Just for Preteens

HeartbreakerR5

Carley Jackson

First love is only a little foolishness and a lot of curiosity.

—George Bernard Shaw

I met Brett when I was in third grade and he was in fourth. Our parents were friends (thank God for that!) and we often doubled up and vacationed together. We went to the same small private school year after year together and I could honestly say I don't think he ever noticed me. Looking back, I completely understand why. I was tall, skinny and dorky. He was tan and muscular. I understand why he didn't want to be with me. Pretty girls always get the hot guys; it's just a rule of nature.

Sometimes when my mother forgot to pick me up from middle school, she called her friend Margie (Brett's mom) to pick me up instead. I always loved this because I thought it gave me a chance to flirt with Brett. I would sit in the car, legs crossed and silent, waiting for him to ask me a question or talk to me. Silence. Always. No matter what I asked him he'd always respond with "Uh-huh" or "Yeah." Just once I wanted him to be enthusiastic about talking to me. I didn't understand. I was throwing myself at him and he didn't even see the signs!

"Don't waste your time on boys at your age, especially ones like Brett. He's a real heartbreaker," my mom always said, but I never listened. Every time I knew I'd see him I split my hair up into two pigtails because I thought it looked cute and it would make him notice me. But, yet again, he couldn't care less. My obsession with him continued all the way to the end of my seventh grade year, his last year at my junior high. I knew I had to make a move, so I built up enough courage to tell him that I had liked him for the previous four years.

My mother took me to the beauty store where I bought a flat iron, make-up, and nail polish. I tried to straighten my hair and make myself look prettier but yet again he didn't notice. So one time, while on vacation at the beach, I just came out and said it: "Listen, I know you don't know this but I really like you, Brett." Every hope I had in the world hung on this statement, because this is when I thought he'd admit the feelings were mutual. I fantasized he would tell me he loved me and grab me with his strong arms and lay a passionate kiss on me. No, none of that happened. Instead, he broke out in laughter and told all his friends. I was humiliated. I felt pretty miserable and worthless.

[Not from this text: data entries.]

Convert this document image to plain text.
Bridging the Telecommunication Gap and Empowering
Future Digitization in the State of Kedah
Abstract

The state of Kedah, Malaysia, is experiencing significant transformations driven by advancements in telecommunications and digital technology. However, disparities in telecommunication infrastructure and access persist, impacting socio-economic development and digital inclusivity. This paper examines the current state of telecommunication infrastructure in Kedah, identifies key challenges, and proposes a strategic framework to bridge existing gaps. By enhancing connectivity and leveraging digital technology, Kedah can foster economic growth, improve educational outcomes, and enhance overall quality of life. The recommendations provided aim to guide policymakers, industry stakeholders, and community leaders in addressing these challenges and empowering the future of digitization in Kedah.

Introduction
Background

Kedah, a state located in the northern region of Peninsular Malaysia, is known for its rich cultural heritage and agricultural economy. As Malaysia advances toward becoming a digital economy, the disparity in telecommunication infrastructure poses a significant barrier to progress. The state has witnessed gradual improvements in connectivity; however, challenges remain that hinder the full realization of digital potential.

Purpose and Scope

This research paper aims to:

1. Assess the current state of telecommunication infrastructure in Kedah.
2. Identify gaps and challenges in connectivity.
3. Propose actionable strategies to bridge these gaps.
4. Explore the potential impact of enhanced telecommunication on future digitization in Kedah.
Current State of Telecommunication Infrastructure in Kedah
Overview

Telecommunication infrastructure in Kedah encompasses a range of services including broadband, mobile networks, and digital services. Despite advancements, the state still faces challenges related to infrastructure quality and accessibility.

For months after that I just tried to ignore him but that seemed impossible. He was always in the hallway with his friends, mocking me or making kiss faces and winking at me. It was so embarrassing and every time I looked at him I thought about the way he looked so repulsed when I told him I liked him. Was I that ugly? I didn't understand. I did everything I could to look like what I thought was his type of girl and he just rejected me flat out.

Middle school came to an end and I was lucky I hadn't been cursed with having to share another humiliating vacation with Brett. But just before school ended our families decided to throw one last, big trip. We all rented one large condo and shared rooms. No matter what, I was stuck seeing him every day. At first, the trip was admittedly awkward. No one seemed to be having fun and I couldn't wait to go home so it could all be over.

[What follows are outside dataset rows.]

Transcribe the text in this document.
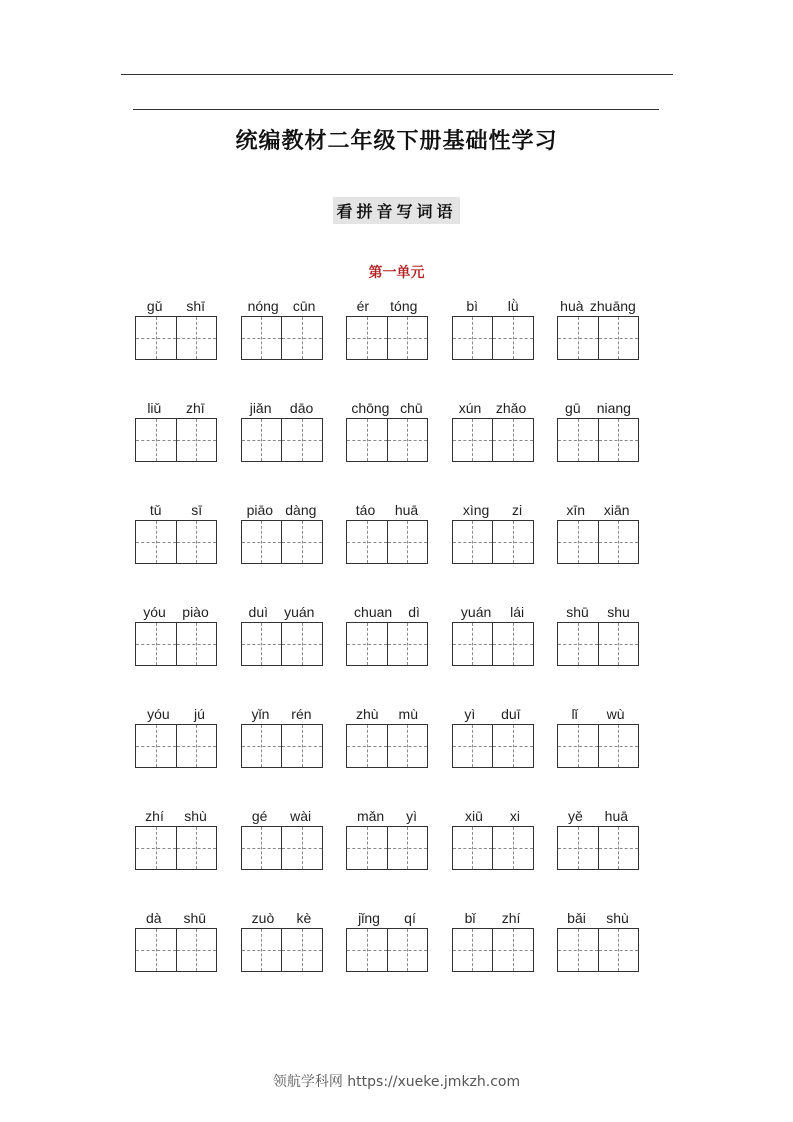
统编教材二年级下册基础性学习
看拼音写词语
第一单元
gǔ shī	nóng cūn	ér tóng	bì lǜ	huà zhuāng
liǔ zhī	jiǎn dāo	chōng chū	xún zhǎo	gū niang
tǔ sī	piāo dàng	táo huā	xìng zi	xīn xiān
yóu piào	duì yuán	chuan dì	yuán lái	shū shu
yóu jú	yǐn rén	zhù mù	yì duī	lǐ wù
zhí shù	gé wài	mǎn yì	xiū xi	yě huā
dà shū	zuò kè	jǐng qí	bǐ zhí	bǎi shù
领航学科网 https://xueke.jmkzh.com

To my surprise, one day he confronted me.

"Listen Carley," he started, "I really like you and I just don't understand why you haven't been talking to me or even noticing me."

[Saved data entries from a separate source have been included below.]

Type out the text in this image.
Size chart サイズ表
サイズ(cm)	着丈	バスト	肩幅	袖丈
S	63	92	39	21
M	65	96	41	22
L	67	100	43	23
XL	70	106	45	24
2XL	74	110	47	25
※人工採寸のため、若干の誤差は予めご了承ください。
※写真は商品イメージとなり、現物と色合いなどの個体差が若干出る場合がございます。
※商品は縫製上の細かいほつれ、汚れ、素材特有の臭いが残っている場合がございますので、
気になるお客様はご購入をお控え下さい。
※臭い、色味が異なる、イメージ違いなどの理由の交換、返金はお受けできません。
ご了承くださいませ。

Was he kidding? I was trying to avoid him only because I knew he probably couldn't stand me, and because I had been so humiliated. Instantly I was filled with happiness.

"You like me? But, I thought you didn't," I said.

He explained, "I didn't like you when you acted like you were obsessed with me, but now that you've shown me who you really are, I like it. I like you."

At that moment he leaned in, grabbed my back, and kissed me. It was one of the happiest and most confusing moments of my life. I didn't know what to feel, but I knew that his kiss felt good.

After I recovered from the shock and confusion of that day, I learned a very valuable lesson. Being a young girl is tough. We change so much during our preteen years, it's hard to keep track of feelings and emotions. Looking back, I agree with my mom; I shouldn't have cared so much about boys. Whether he liked me or not, Brett was a heartbreaker, and I was the naïve girl who tried to change who I was to make him happy. In the end, it was being myself that really got his attention—no matter how confusing that attention was.